Une personne nerveuse (Jour d'avant)

Une personne nerveuse, ce serait le chant d'une rivière inquiète qui ne dort jamais, non quelqu'un aux nerfs fragiles, qu'il est de bon aloi de dire, dès qu'elle a mal: "Ce sont les nerfs, ce n'est rien!" Ce n'est pas rien, c'est une sensibilité à l'écoute d'une musique qu'elle entend, au profond d'elle même, qu'elle ne peut communiquer, une rivière souterraine dont le chant ténu fait entre les pierres un crissement, ça provoque une douleur des nerfs et du cœur qui entraîne au fond de gouffres géologiques. Là, on voit des dessins rupestres dansant sur les murs ruisselant d'eau, un réseau de veines et de nerfs dans la roche incrustée. C'est le chant de la terre, le chant de l'ombre qui fait frémir tout le corps et parcours la peau de frissons.

samedi 9 avril 2016

Contre le mur

Lire à voix haute les poèmes. On est contre le mur. On lance sa voix au hasard comme une balle vers des visages des regards. On ne peut plus reculer. On se jette dans l'inconnu. Il faut laisser passer les mots hors de nous vers d'autres horizons, on ne sait rien, ils vous échappent vers un ailleurs incertain. Ce n'est plus notre voix c'est déjà , nous hanté par un autre, une possession. Nous sommes les passeurs, instrumentistes d'une partition , d'un auteur qui veut vivre encore par ses poèmes. On se fait humble pour qu'il chante sa mélodie encore et l'on se dit  "mon dieu je l'ai trahi!"

vendredi 8 avril 2016

Laissez passer les petits papiers

Petits papiers qu'on a laissé s'envoler, passer au dessus de nos têtes. Des mots trop importants, qu'on a oublié. Partis dans les nuages, dans le ciel bleu, on ne pourra les rattraper. Il fallait les laisser filer, comme on laisse la vie s'enfuir, se dérober, s'esquiver sans cesse, quand on croit la fixer sur les pages d'un carnet, effeuillé lentement au fil des ans. Ces phrases écrites à la va vite, illisibles, sur un bout de table, au bord des larmes, dans une lumière fragile et tremblante. Que reste-t-il, un peu de poussière au bout des doigts, légère trace de notre mémoire enfuie.

mercredi 6 avril 2016

Le temps qu'il fait

Pause en ville plus longue que prévue, je suis sur un banc de cette place, sous un arbre en fleur et il fait beau. Des enfants jouent au ballon, des pigeons s'envolent, les arbres font des bouquets d'ombre sur la pelouse toute neuve, d'un vert vif. Les voitures attendent au feu rouge. Les trams animent le grande rue.

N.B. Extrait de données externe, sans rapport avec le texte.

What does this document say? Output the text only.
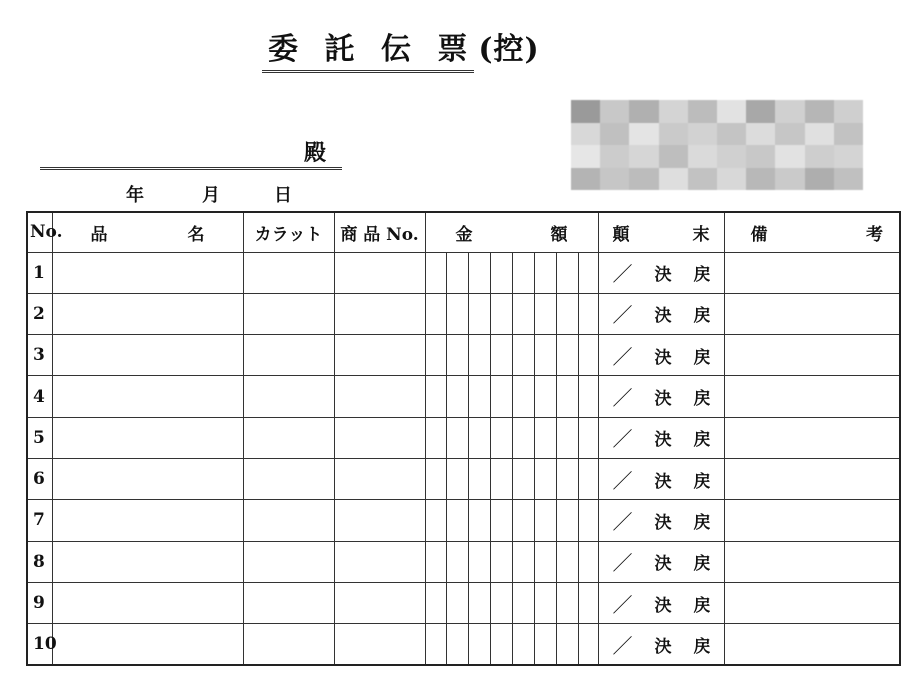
委 託 伝 票 (控)
殿
年	月	日
No.	品 名	カラット	商 品 No.	金 額	顛 末	備 考

1					／ 決 戻	

2					／ 決 戻	

3					／ 決 戻	

4					／ 決 戻	

5					／ 決 戻	

6					／ 決 戻	

7					／ 決 戻	

8					／ 決 戻	

9					／ 決 戻	

10					／ 決 戻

Il fait beau. Banalité de la ville et beauté de l'instant. Cela vient de la lumière, des fleurs, du vert tendre des feuilles, de la douceur de l'air. Le beau temps transforme l'ordinaire de la vie en beauté. S'arrêter et goûter. Le bonheur est un hold-up permanent, çà se pique, ça se vole.


mardi 5 avril 2016

Un mot que j'ai écrit

Difficile de choisir dans les centaines de mots écrits depuis des mois. Pourquoi celui-ci, plutôt que celui-là. Le choix ferait des jaloux! Les autres mots vont s'indigner! Devant cette éventualité je reste dans l'expectative et l'incapacité à mettre un mot en avant. Si je prends «équilibre» je pourrai dire aux autre mots que l'important c'est leur agencement, leur équilibre dans le texte, le balancement des phrases, l'accentuation d'un verbe, d'une répétition. Donc je choisirai équilibre et je n'entendrai pas la rumeur de révolte. J'aurai sauvé ma peau, avec une pirouette, j'aurai évité un complot, voir même la guerre des mots.

lundi 4 avril 2016

Ceux que l'on porte



Ils sont en nous tout le temps, tellement présents, tout le temps, parfois de façon légère, d'autrefois ils alourdissent notre pas. Ils ne nous quittent pas, jamais, c'est ainsi, ce sont eux qui nous ont faits, ils sont dans notre chair, c'est nous qui les faisons désormais par les souvenirs, les images. Parfois on ploie un peu la tête et s'échappent de nous un chapelet de moments heureux. On les laisse partir alors en paix jusqu'à la prochaine fois, où ils enchaîneront nos pieds ou nous lieront les mains.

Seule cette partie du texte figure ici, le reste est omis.